Freedman took issue especially with the Second Circuit's finding that Scheindlin had breached guidelines that set out how related cases should be added into litigation when she advised plaintiffs to file a second complaint — Floyd v. City of New York — that became instrumental in the proceedings.
"I am sure I am going to get in trouble for saying it, for $65 you can bring that lawsuit," Scheindlin said in 2007, according to the appellate ruling.
"I have no idea why she said that," Freedman said. "But there is absolutely nothing wrong with a judge informing the parties, whether they have counsel or not, of appropriate court room procedures — or with suggesting how an issue could properly be raised in a new case."
Judges — including those on the U.S. Supreme Court — often guide litigants, Freedman said, pointing to Justice Samuel Alito's wording in a ruling this year upholding a federal surveillance law that said a future case in which a plaintiff alleged "specific facts, not the government's burden to disprove standing" might succeed in curtailing an expansion of Uncle Sam's eavesdropping powers.
Another sharp criticism of the Second Circuit came from a former New York federal judge, Richard Holwell, who now works in private practice, who called the removal "unfair and unwarranted."
"I read the articles that the appellate court cited. There is nothing in those articles, in the statements she made, that calls into question her integrity or independence," Holwell said. "They've acted very rashly here."
On the question of Judge Scheindlin's quotes in the news media, Freedman added that the judge "was responding to very harsh criticism that had been made of her, her integrity and her independence."
But others wondered why — even in the face of withering attacks from New York City Mayor Michael Bloomberg, Police Commissioner Ray Kelly and elsewhere — Scheindlin, whose job on the bench is permanent and not subject to any political whim, chose to speak out so often.
"It doesn't make any difference if the judge is biased or not if a reasonable person can question the impartiality," said Albany Law School professor Vincent M. Bonventre. "As far as the law goes, I think the Second Circuit got it right."
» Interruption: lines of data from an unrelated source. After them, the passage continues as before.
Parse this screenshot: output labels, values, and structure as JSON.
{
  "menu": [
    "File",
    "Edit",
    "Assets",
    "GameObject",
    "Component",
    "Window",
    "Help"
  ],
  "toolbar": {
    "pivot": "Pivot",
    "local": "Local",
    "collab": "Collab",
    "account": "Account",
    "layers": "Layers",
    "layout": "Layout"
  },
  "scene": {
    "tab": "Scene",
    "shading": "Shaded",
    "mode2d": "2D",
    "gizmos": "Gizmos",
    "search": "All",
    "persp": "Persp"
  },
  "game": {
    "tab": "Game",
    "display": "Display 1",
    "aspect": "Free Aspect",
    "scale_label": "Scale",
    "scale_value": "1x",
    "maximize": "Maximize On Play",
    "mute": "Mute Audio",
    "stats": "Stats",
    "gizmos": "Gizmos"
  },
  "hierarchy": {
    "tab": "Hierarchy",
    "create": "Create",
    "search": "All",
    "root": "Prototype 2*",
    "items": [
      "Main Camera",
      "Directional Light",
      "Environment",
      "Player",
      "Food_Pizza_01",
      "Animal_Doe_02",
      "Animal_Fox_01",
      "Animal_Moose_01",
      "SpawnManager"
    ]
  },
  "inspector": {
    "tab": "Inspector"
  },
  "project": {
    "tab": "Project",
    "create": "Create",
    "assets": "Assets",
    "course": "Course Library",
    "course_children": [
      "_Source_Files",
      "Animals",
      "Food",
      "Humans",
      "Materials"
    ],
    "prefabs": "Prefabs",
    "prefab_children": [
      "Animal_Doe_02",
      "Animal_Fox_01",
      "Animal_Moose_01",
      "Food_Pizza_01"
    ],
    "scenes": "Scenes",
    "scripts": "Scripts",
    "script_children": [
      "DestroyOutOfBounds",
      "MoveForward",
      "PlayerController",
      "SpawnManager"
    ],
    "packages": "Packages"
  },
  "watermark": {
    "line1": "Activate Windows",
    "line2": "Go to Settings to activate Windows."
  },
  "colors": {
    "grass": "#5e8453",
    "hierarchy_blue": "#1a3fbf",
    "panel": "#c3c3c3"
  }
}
Bonventre, who noted that the appellate panel is comprised of "well-respected judges" not known for partisanship, said the decision likely was a warning — to Second Circuit jurists at least — that the circuit is "leery of trial judges becoming celebrities — and perhaps even enjoying their celebrity a bit too much."
"This ruling is not going to chill judges from giving educational talks about the law and the role of the judiciary," Bonventre said. "But it almost certainly will — and ought to — chill judges from acting like celebrities or taking a stand on a case that makes them look partial and biased. She may not be biased but it certainly came out looking that way."